Wednesday, January 19, 2011

Making Triptych

Atlanta Triptych by Janice Hunter, Elaine Parker and Aisha Lumumba.

I was overjoyed when Dee asked if I would talk more about the making of this Triptych. At first I thought we would do some kind of landscape picture. Then Elaine mentioned that she would have a better chance with a cityscape. Atlanta was our choice. We went a bridge downtown where we could get a good view of the city and snapped several pictures. Needless to say we visited that bridge several times. I divided the picture into three pieces so that we could choose. It was quickly decided that Elaine would do the middle because her media was so different from mine and Janice's. Quilting on each end and beading in the middle.
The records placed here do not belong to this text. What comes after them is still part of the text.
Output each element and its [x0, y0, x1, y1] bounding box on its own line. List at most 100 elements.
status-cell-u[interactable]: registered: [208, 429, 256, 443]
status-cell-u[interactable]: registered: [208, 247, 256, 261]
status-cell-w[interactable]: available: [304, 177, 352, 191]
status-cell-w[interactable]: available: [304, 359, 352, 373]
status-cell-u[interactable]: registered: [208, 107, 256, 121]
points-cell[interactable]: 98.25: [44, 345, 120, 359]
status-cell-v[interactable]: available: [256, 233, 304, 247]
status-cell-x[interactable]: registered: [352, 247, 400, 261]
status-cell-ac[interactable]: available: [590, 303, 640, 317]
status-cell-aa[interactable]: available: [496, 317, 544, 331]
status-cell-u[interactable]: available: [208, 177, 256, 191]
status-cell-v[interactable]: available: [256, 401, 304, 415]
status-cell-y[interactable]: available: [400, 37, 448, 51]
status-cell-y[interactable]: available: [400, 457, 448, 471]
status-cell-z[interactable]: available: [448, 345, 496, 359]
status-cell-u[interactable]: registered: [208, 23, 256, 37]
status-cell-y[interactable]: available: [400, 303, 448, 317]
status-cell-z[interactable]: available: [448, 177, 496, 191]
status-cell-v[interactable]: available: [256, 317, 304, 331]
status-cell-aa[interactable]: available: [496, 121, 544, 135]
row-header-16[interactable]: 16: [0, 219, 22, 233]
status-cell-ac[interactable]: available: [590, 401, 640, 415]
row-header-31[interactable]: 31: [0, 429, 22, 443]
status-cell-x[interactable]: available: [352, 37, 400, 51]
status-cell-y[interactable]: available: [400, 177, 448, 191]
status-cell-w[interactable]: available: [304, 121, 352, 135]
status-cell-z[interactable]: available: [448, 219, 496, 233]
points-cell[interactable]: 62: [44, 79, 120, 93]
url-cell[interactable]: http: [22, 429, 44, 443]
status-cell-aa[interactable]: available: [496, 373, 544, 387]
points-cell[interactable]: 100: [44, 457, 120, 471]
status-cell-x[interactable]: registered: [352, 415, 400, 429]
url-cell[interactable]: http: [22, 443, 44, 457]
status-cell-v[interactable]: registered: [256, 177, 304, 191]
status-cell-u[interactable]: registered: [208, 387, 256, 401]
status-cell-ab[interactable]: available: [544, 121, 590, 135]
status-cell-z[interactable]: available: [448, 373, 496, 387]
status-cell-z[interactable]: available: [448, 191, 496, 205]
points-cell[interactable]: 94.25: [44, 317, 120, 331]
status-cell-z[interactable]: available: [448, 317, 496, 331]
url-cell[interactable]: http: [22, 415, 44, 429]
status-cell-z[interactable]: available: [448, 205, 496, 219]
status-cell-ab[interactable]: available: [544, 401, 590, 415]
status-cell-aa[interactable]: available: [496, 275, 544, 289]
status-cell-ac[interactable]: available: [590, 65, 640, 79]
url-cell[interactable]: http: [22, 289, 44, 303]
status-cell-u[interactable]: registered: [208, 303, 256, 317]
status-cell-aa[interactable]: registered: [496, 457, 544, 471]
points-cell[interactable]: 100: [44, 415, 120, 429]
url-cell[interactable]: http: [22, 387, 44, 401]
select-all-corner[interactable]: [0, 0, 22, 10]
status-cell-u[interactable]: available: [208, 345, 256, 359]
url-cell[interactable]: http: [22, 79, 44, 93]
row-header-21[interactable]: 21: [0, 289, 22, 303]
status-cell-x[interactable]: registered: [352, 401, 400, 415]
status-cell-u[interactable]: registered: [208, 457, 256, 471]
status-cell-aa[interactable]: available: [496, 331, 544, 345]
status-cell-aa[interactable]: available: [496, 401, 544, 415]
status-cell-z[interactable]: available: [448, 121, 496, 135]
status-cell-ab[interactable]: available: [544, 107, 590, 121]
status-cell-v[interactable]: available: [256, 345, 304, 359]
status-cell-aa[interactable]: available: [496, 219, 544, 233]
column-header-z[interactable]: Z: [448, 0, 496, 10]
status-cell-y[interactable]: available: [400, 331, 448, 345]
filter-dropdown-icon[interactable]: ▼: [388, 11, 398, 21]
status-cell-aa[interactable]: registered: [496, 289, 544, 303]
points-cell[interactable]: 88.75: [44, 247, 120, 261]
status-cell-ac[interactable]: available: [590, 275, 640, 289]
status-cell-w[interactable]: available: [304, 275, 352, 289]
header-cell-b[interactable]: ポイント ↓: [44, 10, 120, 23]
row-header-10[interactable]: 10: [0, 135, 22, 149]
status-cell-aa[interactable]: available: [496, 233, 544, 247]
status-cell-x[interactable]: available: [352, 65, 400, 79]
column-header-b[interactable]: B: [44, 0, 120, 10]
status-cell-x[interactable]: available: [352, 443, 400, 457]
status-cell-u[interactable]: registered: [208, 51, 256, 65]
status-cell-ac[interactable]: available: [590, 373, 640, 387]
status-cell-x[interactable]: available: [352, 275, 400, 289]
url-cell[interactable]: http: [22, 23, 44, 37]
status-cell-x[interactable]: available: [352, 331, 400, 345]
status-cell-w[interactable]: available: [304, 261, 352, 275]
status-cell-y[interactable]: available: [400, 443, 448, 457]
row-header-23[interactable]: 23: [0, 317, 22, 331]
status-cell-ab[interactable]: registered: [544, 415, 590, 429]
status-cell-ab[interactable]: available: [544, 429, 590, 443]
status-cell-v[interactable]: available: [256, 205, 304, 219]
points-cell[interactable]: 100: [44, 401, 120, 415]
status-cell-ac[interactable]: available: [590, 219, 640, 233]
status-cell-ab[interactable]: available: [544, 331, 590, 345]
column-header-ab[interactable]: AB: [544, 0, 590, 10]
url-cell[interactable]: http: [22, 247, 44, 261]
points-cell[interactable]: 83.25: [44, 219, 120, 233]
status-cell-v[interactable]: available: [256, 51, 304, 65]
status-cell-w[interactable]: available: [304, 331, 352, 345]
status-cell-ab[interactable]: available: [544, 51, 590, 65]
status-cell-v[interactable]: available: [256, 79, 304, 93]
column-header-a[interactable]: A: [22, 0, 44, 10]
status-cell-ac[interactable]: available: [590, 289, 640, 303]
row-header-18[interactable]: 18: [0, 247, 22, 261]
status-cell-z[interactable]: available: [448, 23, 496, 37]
I was the last to choose. Later Janice said she realized that her section had a lot of small buildings. Deciding on the size of it was hard. Janice and I wanted a large piece that would make it easy to replicate those windows in the buildings. Elaine wanted a smaller piece because it would take thousands of beads to cover a really large surface. I want to think we made a pretty good compromise, 20"x40". We made a lot of decisions before we even started working. In order to make it flow from one to the other, we decided to use the same fabric for the sky and the pavement. We met at Marquetta's ( and got just the right fabric.
It was much later in the project when we decided that we would all quilt the sky with the same quilting pattern to continue the consistency.
Then we went away to our prospective places to work. I suggested to Janice that she think about some plaid fabric that would give the feeling of the windows in the building. She searched on line and found some plaids that worked really well. Everyone comments on that tall plaid building that instantly reminds you of the real thing, while something inside your brain is saying but the real thing is not plaid.
I leaned on stripes and used one of Janice's plaids. I pieced one building by making strips and cutting them into small square pieces and sewing them back together. Elaine on the other hand was creating buildings and taking them apart and creating them again and again. Some days she seemed so frustrated with those beads. I knew that it would be fabulous when ever she finished. I was never worried.
The hardest part was seeing it as a whole. When you work right on top of the work so much, it is real important to stand back and look at it. For the longest time it was just bits and pieces of buildings, then fitting them into the space was the next challenge. Truth be told a few small buildings might have gotten left off. I had collected green fabrics with leaves over time, so we all shared those.
A few months rolled by and we were steadily working. Then we were quilting.
Finally we were finished. It was just days before the exhibit opened but before was the operative word.

Wednesday, January 12, 2011

Snow in ATL

Snow Days are usually the best time to get some work done for an artist. When it snows in Atlanta, the whole city literally shuts down. When my children were little we built a snow man. Mind you, we only would have about an inch or two of snow. So they would take their wagon up and down the street scraping snow off the neighbors cars and then carting it back to our yard. Of course we were know for having the only snow man the next day after all the snow was gone. My new grand baby is too little for that and hopefully I'll still be up to it by the time he gets old enough to cart snow from the neighbors. If things (weather) keeps going like it is going, we won't have to get snow from the neighbors. We had our very own 4 inches this time, much more than enough to make a great snow man.
Boy was I excited to have these snow days. You see, I have this quilt that I have been working on far too long and I just got it to the final stage. I loaded it on the Long Arm quilting machine and planned to wilde away the days stitching up and down. The first day I was really rolling when I noticed a strange smell. It seemed like it was coming from the motor, but the machine still sounded good. I'm always listening for that sound that means something is not just right. No sound, though.
I put my nose close to the motor. The smell was not coming from it. So I started taking long breaks thinking that maybe I was running it hard and hot. Each time I came back to the machine, it would smell the same by the time I reached the end of a row. I couldn't figure it out.
Then all of a sudden the machine stopped. When I pressed the button the motor would run but the machine itself would not budge. Finally I moved the protective cover of the belt and it popped out. It had snapped. Oh well, so much for finishing that project.
So I hurriedly grabbed another one. It would be a shame to let these lazy days past without getting some real lazy day work done.